Dossier

lundi 11 mai 2015

Cold in July : welcome back to the 80's, Haters !


En DVD et Blu-ray : Qu'attend-on d'un polar ? Qu'il suive des codes propres au genre et qu'il nous surprenne en les détournant. Pari réussi pour Cold in July qui est sorti en vidéo chez Wild Side, un an après sa présentation à Cannes, à La Quinzaine des Réalisateurs.
 
L'histoire se déroule à la fin des années 80. Une famille est réveillée par des bruits dans son living-room. Le mari sort fébrilement son flingue, surprend l'intrus et presse la gâchette accidentellement. Il a beau être Texan, il n'est pas fier d'avoir tué un homme, Richard. D'autant que le père du type abattu est sorti de taule et vient proférer des menaces à peine voilées à l'encontre du justicier malgré lui.
 
Jusqu'à là, on est dans un récit presque classique. Et on se dit que l'on va mater une variation des Nerfs à Vif de Martin Scorsese.
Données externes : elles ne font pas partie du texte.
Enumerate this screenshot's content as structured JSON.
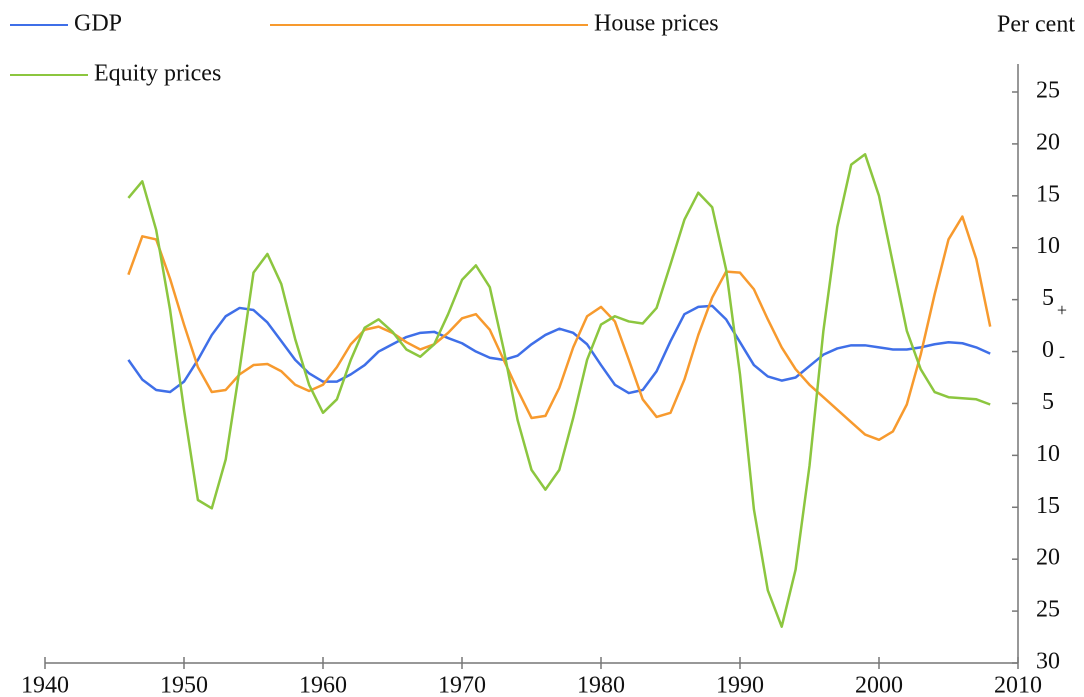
{
  "chart_data": {
    "type": "line",
    "y_label": "Per cent",
    "y_sign_labels": [
      "+",
      "-"
    ],
    "x": [
      1946,
      1947,
      1948,
      1949,
      1950,
      1951,
      1952,
      1953,
      1954,
      1955,
      1956,
      1957,
      1958,
      1959,
      1960,
      1961,
      1962,
      1963,
      1964,
      1965,
      1966,
      1967,
      1968,
      1969,
      1970,
      1971,
      1972,
      1973,
      1974,
      1975,
      1976,
      1977,
      1978,
      1979,
      1980,
      1981,
      1982,
      1983,
      1984,
      1985,
      1986,
      1987,
      1988,
      1989,
      1990,
      1991,
      1992,
      1993,
      1994,
      1995,
      1996,
      1997,
      1998,
      1999,
      2000,
      2001,
      2002,
      2003,
      2004,
      2005,
      2006,
      2007,
      2008
    ],
    "series": [
      {
        "name": "GDP",
        "color": "#3f6fe8",
        "values": [
          -0.8,
          -2.7,
          -3.7,
          -3.9,
          -2.9,
          -0.8,
          1.6,
          3.4,
          4.2,
          4.0,
          2.8,
          1.0,
          -0.8,
          -2.1,
          -2.9,
          -2.9,
          -2.2,
          -1.3,
          0,
          0.7,
          1.4,
          1.8,
          1.9,
          1.3,
          0.8,
          0,
          -0.6,
          -0.8,
          -0.4,
          0.7,
          1.6,
          2.2,
          1.8,
          0.7,
          -1.3,
          -3.2,
          -4.0,
          -3.7,
          -1.9,
          1.0,
          3.6,
          4.3,
          4.4,
          3.1,
          0.9,
          -1.3,
          -2.4,
          -2.8,
          -2.5,
          -1.4,
          -0.3,
          0.3,
          0.6,
          0.6,
          0.4,
          0.2,
          0.2,
          0.4,
          0.7,
          0.9,
          0.8,
          0.4,
          -0.2
        ]
      },
      {
        "name": "House prices",
        "color": "#f79a2e",
        "values": [
          7.4,
          11.1,
          10.8,
          7.0,
          2.6,
          -1.5,
          -3.9,
          -3.7,
          -2.2,
          -1.3,
          -1.2,
          -1.9,
          -3.2,
          -3.8,
          -3.2,
          -1.5,
          0.7,
          2.1,
          2.4,
          1.8,
          0.9,
          0.2,
          0.7,
          1.8,
          3.2,
          3.6,
          2.1,
          -0.8,
          -3.7,
          -6.4,
          -6.2,
          -3.5,
          0.4,
          3.4,
          4.3,
          2.9,
          -0.8,
          -4.6,
          -6.3,
          -5.9,
          -2.7,
          1.6,
          5.2,
          7.7,
          7.6,
          6.0,
          3.1,
          0.4,
          -1.7,
          -3.2,
          -4.4,
          -5.6,
          -6.8,
          -8.0,
          -8.5,
          -7.7,
          -5.1,
          -0.3,
          5.5,
          10.8,
          13.0,
          8.9,
          2.4
        ]
      },
      {
        "name": "Equity prices",
        "color": "#8cc63f",
        "values": [
          14.8,
          16.4,
          11.7,
          4.0,
          -5.6,
          -14.3,
          -15.1,
          -10.4,
          -1.7,
          7.6,
          9.4,
          6.5,
          1.2,
          -3.2,
          -5.9,
          -4.6,
          -0.8,
          2.3,
          3.1,
          1.9,
          0.2,
          -0.5,
          0.7,
          3.6,
          6.9,
          8.3,
          6.2,
          0.2,
          -6.6,
          -11.4,
          -13.3,
          -11.4,
          -6.4,
          -0.8,
          2.6,
          3.4,
          2.9,
          2.7,
          4.2,
          8.4,
          12.7,
          15.3,
          13.9,
          7.9,
          -2.2,
          -15.2,
          -23,
          -26.5,
          -21,
          -11,
          2,
          12,
          18,
          19,
          15,
          8.5,
          2,
          -1.7,
          -3.9,
          -4.4,
          -4.5,
          -4.6,
          -5.1
        ]
      }
    ],
    "xlim": [
      1940,
      2010
    ],
    "xticks": [
      1940,
      1950,
      1960,
      1970,
      1980,
      1990,
      2000,
      2010
    ],
    "ylim": [
      -30,
      25
    ],
    "yticks": [
      25,
      20,
      15,
      10,
      5,
      0,
      {
        "value": -5,
        "label": "5"
      },
      {
        "value": -10,
        "label": "10"
      },
      {
        "value": -15,
        "label": "15"
      },
      {
        "value": -20,
        "label": "20"
      },
      {
        "value": -25,
        "label": "25"
      },
      {
        "value": -30,
        "label": "30"
      }
    ],
    "grid": false
  }
}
Ce qui n'est pas pour nous déplaire car Jim Mickle, le réalisateur, sait créer la tension et faire monter la pression. Et c'est là que la voie apparemment toute tracée déraille - au sens propre puisque le retournement intervient sur une voie ferrée. Le film prend une autre tournure, surprenante, dérangeante, exaltante !
 
Vets are back
 
En dire plus serait criminel. L'hommage au cinéma de genre des années 80 est appuyé, dans la réalisation et la musique, toutes deux influencées par les œuvres de John Carpenter, mais aussi dans le choix des acteurs. Deux vétérans, stars des 80's, sont au générique. Le premier, c'est Sam Shepard : il y a trente ans, il incarnait la figure de l'acteur beau gosse et exigent, voire intello, à l'instar de Leonardo DiCaprio ou Brad Pitt aujourd'hui. Il interprète ici le père sorti de prison, un bad guy non dénué de principes moraux. Et pour l'occasion, Shepard ne cherche pas à cacher ses rides ou son bide. L'autre légende, c'est Don Johnson, l'un des flics à Miami, qui joue un détective privé texan dans toute sa splendeur. Coolitude et badasserie en prime.
 
Face aux papys bien conservés, le "p'tit jeune" Michael C. Hall interprète avec beaucoup de justesse un père de famille dépassé par les événements et embarqué dans une sale histoire qui va le révéler. A la dure. Certains spectateurs et critiques de films ont trouvé que Jim Mickle en faisait trop dans la référence aux années "coupe mulet et rock FM". Personnellement, je ne trouve pas. Le cinéaste a su redonner vie à une époque redevenue à la mode (pas de nostalgie dans mes propos de vieux con), sans en faire des tonnes sur les cassettes VHS ou les téléphones portables associés à une batterie grosse comme une valise. Oui, il y a hommage à Carpenter et aux films de genre (action ou horreur) de ces années-là mais jamais au détriment du récit ou des personnages. L'humour n'est d'ailleurs pas absent. Et il nous tient en haleine jusqu'à un final bien sanglant. Haters gonna hate, kiffers gonna kiff.